CLINUVEL’s Balance Sheet will not only permit the Company to continue exploring strategic M&A opportunities but also ensures the organisation can deliver on its strategic product development and clinical programs without being at the mercy of the markets as so many other biotechnology companies have been, particularly in the current times of geopolitical uncertainty.

This non-reliance on external funding to support operations protects, preserves long-term shareholder value avoiding the need for dilution at considerable discounts as is the familiar model of traditional biotechnology companies.

We are actively pursuing several strategic acquisitions and investments that align with growth and diversification objectives, and we anticipate being able to make some positive announcements about these developments in the coming period.

↑5%

TRADE RECEIVABLES

↓17%

INVENTORIES

↑22%

CASH RESERVES

↑40%

TRADE PAYABLES

↓8%

INCOME TAXES PAYABLES

NIL

DEBT FINANCING

NIL

EQUITY R AISED SINCE 2016

Operating Cash Flows

Operating cash inflows were primarily driven by global receipts from SCENESSE® distribution, totaled $93.8 million, up 12% from FY2024, and cash inflows from interest income earned on term deposits remained steady at $7.5 million.

Operating cash outflows rose to $43.3 million largely due to increased personnel and supplier payments whilst income taxes paid of $15.7 million was in line with the prior year.

Returning Values to Shareholder

In FY2025, we distributed another $2.5 million in dividends to shareholders adding to the $0.252 million paid during the year to buy back shares in the repurchase of 17,100 shares to enhance shareholder value by reducing dilution.

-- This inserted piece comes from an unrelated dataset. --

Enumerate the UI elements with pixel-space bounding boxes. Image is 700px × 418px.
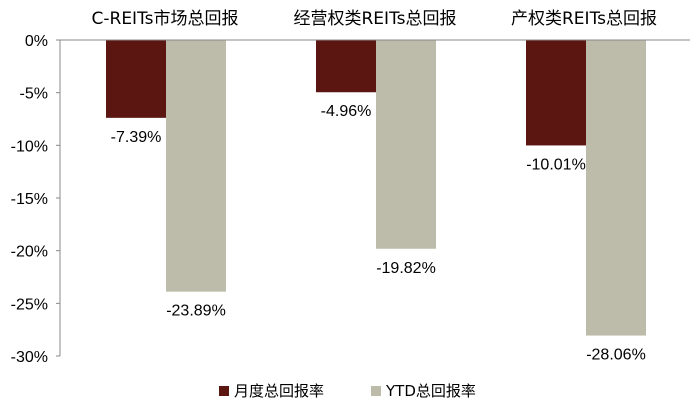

Underscoring CLINUVEL’s commitment to delivering sustainable longer-term returns for shareholders, the Board has declared an eighth consecutive annual dividend, unchanged at $0.05 per share, fully franked.

Summary

CLINUVEL continues to strengthen its branding footprint to reach more people across the globe whether they be potential patients, physicians, customers or investors, all whilst delivering on its strategic investments and providing its shareholders with strong returns.

The CLINUVEL team is proud of the positive impact our work is having on patients’ lives as we redefining the biotech narrative by balancing innovation with fiscal discipline in the pursuit of creating long-term value for all stakeholders.